Anche nel 2015 non succederà nulla di significativamente diverso dagli ultimi tre anni e non avremo alcun cambiamento davvero positivo per il semplice fatto che mancano i presupposti basici affinché esso si manifesti. Nella situazione data, il cambiamento non basta volerlo e cercarlo con energia procedendo a strappi per realizzarlo! È necessario prima di tutto seguire la strategia giusta che consiste nell’elaborare un grande progetto di trasformazione del Paese fondato su tre assi principali da perseguire in stretto parallelismo:
- l’abbassamento della vulnerabilità finanziaria (debito); imprescindibile per tornare ad essere credibili lato sensu verso l’esterno e verso l’interno;
- la mobilitazione di un livello di risorse adeguato a stimolare efficacemente i consumi, gli investimenti pubblici e privati e il credito bancario; imprescindibile per ridare energia ad una macchina da lungo tempo a secco di carburante;
- un piano di riforme organico e profondo che risulti davvero in grado di incidere sugli agenti nevralgici, funzionalmente ed organizzativamente, e di portarci entro tre anni vicini di cinque gradini alla Svezia e lontani di quarantacinque dalla Tunisia; imprescindibile per ridare potenza e fluidità ad un motore spompato ed inaffidabile.
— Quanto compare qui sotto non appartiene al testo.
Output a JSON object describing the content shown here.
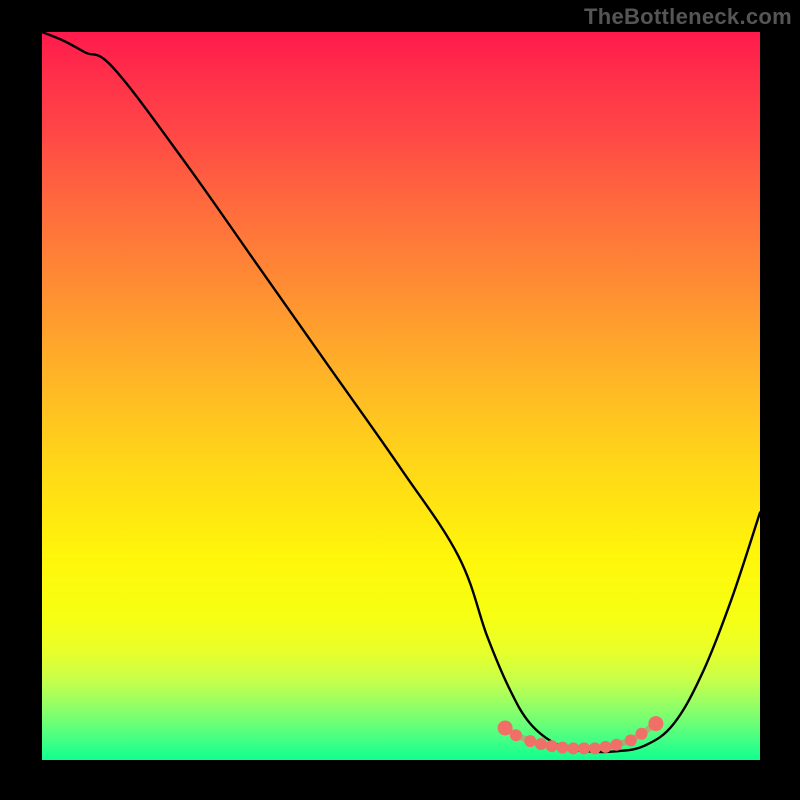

Solo così scatterà l’interruttore dell’ottimismo generando una luce che illumina il cambiamento delle prospettive all’orizzonte e che ci farà tornare a correre, come sappiamo fare, nella giusta direzione. Una possibilità che è alla nostra portata ma che non vogliamo o sappiamo cogliere essenzialmente per carenza di visione strategica e di coraggio reattivo, di eccesso di fiducia nei semplicismi e prevalenze diffuse di interessi corporativi e politici. Fino a quando non guarderemo meglio in faccia la realtà e non correggeremo radicalmente l’exit strategy, anche i tanti elementi favorevoli con cui si apre il 2015 non basteranno a fermare il nostro declino, perché non sono quelli che agiscono sulle sue determinanti.